Di sinilah konseling multibudaya memiliki peran penting. Konselor membantu padangan dalam memahami dan menghargai perbedaan budaya, membuka ruang komunikasi, serta membangun batasan yang sehat dengan keluarga pasangan. Dengan pendekatan ini, pasangan tidak dipaksa untuk “mengalah” pada satu budaya saja, tetapi diajak untuk berdialog, beradaptasi, dan membentuk tradisi baru bersama sehingga pasangan dan keluarganya dapat lebih terbuka dan bijaksana dalam menyikapi perbedaan.

Agar budaya tidak menjadi bumerang dalam pernikahan, dapat dilakukan komunikasi terbuka terkait perbedaan budaya dan harapan keluarga dari sebelum menikah, meningkatkan rasa toleransi dan pemahaman bahwa perbedaan bukan ancaman tetapi proses belajar dan beradaptasi, pasangan harus berani menetapkan batasan yang jelas dengan keluarga besar, keluarga besar juga perlu diberikan pemahaman bahwa pernikahan membutuhkan ruang bagi pasangan membentuk tradisinya sendiri, serta konseling dapat menjadi jembatan untuk mempertemukan ua budaya dan mencari titik tengah yang adil bagi kedua keluarga.

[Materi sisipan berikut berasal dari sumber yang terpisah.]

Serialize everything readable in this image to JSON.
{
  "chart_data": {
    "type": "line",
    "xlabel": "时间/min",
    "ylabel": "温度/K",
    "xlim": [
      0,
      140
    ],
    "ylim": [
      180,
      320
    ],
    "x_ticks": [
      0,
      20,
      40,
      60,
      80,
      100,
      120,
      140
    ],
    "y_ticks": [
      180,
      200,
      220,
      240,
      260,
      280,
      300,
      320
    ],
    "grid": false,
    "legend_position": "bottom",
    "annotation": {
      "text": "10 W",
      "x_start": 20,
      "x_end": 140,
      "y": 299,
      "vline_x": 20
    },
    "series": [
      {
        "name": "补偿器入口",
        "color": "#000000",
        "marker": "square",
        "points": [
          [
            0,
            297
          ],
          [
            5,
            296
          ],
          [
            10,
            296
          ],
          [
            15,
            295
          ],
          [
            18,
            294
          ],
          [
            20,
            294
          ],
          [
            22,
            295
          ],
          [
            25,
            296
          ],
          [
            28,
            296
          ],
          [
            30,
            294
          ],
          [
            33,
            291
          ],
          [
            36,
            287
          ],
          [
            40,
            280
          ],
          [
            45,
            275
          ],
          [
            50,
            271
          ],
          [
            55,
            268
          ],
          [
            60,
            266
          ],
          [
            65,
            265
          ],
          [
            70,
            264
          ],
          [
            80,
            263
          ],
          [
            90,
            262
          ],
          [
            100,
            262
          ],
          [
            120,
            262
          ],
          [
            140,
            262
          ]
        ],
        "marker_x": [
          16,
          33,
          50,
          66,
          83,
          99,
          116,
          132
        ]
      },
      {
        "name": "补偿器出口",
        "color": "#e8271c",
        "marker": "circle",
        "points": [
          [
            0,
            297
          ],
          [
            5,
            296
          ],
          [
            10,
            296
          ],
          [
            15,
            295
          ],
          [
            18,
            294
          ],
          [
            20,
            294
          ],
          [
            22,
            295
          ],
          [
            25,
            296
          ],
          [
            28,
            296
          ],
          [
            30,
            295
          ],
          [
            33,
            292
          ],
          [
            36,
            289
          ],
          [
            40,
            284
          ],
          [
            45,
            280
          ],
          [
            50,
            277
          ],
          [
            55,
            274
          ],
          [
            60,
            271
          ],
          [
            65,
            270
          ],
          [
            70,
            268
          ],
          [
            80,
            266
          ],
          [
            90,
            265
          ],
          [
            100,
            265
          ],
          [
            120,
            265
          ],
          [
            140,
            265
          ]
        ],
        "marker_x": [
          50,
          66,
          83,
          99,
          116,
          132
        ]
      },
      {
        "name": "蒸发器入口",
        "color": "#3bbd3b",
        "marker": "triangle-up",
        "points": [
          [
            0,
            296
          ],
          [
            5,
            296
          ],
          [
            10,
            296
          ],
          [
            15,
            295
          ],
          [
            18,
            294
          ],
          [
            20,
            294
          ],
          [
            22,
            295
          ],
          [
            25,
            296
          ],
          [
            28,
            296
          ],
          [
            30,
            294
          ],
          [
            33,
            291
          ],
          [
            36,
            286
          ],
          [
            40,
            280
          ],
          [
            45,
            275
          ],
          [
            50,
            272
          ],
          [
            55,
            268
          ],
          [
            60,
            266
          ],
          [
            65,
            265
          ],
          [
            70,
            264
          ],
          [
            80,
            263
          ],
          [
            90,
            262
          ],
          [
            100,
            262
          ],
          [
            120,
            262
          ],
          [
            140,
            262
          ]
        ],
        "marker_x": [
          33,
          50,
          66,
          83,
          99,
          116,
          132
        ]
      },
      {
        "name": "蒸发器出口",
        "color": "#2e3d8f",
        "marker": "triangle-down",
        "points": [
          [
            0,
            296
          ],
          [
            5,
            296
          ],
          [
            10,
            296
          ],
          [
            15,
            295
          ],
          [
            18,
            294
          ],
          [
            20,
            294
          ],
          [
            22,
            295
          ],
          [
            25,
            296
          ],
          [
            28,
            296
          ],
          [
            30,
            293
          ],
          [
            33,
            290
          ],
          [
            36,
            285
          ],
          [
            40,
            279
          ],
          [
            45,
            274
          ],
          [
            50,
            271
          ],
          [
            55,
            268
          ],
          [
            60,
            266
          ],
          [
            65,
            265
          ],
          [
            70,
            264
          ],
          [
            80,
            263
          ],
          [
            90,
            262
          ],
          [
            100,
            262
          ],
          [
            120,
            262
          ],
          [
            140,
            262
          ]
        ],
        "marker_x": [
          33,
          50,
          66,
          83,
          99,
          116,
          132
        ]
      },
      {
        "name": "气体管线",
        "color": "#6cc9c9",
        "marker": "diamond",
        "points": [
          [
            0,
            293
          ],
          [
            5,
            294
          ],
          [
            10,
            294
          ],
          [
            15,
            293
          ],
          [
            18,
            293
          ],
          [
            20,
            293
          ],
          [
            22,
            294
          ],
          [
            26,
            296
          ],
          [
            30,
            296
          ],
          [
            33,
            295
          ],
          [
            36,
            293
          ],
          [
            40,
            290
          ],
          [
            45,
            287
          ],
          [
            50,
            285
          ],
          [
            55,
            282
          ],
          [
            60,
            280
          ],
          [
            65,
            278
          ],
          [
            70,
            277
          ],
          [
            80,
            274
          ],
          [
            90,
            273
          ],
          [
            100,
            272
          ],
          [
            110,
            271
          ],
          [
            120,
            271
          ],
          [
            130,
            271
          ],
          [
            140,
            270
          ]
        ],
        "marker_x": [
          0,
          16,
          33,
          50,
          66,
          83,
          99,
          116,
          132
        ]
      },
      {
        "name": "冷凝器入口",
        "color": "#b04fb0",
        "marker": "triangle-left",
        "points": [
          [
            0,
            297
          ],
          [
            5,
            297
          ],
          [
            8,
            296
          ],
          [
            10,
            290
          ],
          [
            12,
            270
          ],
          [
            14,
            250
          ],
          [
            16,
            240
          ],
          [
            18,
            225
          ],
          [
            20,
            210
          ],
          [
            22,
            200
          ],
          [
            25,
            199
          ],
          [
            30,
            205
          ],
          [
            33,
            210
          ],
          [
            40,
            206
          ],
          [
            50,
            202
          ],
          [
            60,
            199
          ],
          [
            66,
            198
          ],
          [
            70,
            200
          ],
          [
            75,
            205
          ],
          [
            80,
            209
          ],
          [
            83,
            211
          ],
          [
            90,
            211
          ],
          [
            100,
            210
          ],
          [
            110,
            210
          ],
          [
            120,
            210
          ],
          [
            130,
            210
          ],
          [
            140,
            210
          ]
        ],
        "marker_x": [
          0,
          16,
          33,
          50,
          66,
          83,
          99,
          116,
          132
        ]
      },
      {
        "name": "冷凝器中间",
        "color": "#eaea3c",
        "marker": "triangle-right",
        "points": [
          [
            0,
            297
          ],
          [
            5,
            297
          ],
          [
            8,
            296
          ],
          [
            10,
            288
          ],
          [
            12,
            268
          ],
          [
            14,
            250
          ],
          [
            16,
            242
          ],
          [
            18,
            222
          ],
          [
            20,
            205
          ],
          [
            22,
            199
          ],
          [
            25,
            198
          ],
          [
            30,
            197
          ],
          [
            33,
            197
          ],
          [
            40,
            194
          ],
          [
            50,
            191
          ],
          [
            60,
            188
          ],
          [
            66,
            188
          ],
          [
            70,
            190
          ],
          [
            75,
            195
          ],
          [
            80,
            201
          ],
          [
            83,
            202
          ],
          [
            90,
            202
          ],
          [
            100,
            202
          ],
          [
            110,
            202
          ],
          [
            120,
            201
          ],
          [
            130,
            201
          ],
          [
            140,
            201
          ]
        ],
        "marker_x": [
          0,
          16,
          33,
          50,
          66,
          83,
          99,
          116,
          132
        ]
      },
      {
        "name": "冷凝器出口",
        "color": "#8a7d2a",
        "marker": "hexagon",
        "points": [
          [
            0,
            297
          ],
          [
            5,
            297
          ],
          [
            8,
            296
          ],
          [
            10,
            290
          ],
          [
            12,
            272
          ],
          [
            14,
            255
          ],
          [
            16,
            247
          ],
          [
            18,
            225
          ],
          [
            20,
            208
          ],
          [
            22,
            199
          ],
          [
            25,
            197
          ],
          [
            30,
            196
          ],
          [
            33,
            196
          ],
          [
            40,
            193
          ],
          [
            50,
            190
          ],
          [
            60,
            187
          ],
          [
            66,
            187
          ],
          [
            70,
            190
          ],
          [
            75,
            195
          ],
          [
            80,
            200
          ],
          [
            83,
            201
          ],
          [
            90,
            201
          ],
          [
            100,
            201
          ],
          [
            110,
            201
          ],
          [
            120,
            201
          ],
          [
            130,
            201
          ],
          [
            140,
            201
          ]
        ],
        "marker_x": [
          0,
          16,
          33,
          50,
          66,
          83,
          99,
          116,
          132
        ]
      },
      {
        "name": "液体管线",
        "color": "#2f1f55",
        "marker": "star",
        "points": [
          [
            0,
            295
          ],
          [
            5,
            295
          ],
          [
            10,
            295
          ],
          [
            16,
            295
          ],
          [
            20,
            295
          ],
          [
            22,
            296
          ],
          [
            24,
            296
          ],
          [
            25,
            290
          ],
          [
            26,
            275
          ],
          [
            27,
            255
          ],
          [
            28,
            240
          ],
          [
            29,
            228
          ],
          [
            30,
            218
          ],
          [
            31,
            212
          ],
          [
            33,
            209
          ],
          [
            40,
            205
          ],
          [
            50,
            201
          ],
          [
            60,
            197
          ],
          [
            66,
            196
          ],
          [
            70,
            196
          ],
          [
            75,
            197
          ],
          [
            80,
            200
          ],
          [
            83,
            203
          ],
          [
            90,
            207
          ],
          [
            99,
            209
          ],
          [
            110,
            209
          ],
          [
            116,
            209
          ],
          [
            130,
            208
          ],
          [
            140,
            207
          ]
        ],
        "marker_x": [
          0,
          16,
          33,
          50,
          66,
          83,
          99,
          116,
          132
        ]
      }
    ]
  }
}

Perceraian kadang bukan hanya soal hilangnya cinta, tapi karena tradisi dan budaya yang terlalu mengekang serta pasangan yang tidak lagi saling mendukung. Maka, sebelum pernikahan dilakukan pastikan perbedaan budaya dibicarakan. Jika mulai merasa sesak, mungkin yang dibutuhkan bukan perceraian tapi bantuan untuk menjembatani perbedaan.

Sumber:

  • Badan Pusat Statistik. https://www.bps.go.id/id . Diakses pada 4 Juni 2025, 10.50.
  • Kementerian Agama Republik Indonesia. https://kemenag.go.id/ar. Diakses pada 4 Juni 2025, 11.00.
  • Nouvan. Jumlah Kasus Perceraian di Indonesia 2024 Berdasarkan Penyebabnya. Dataloka. 9 Maret 2025. https://dataloka.id/humaniora/2951/jumlah-kasus-perceraian-di-indonesia-2024-berdasarkan-penyebabnya/. Diakses pada 4 Juni 2025 pukul 10.53.
  • Januari, N. (2023). Menggali Akar Masalah: Analisis Kasus Perceraian di Indonesia. AKADEMIK: Jurnal Mahasiswa Humanis, 3(3), 120-130.
  • Manna, N. S., Doriza, S., & Oktaviani, M. (2021). Cerai Gugat: Telaah Penyebab Perceraian pada Keluarga di Indonesia. Jurnal Al-Azhar Indonesia Seri Humaniora, 6(1), 11-21.

Biodata Penulis:

Laila Fi Hidayati Nur Fadhilah saat ini aktif sebagai mahasiswa, Bimbingan dan Konseling, di Universitas Sebelas Maret.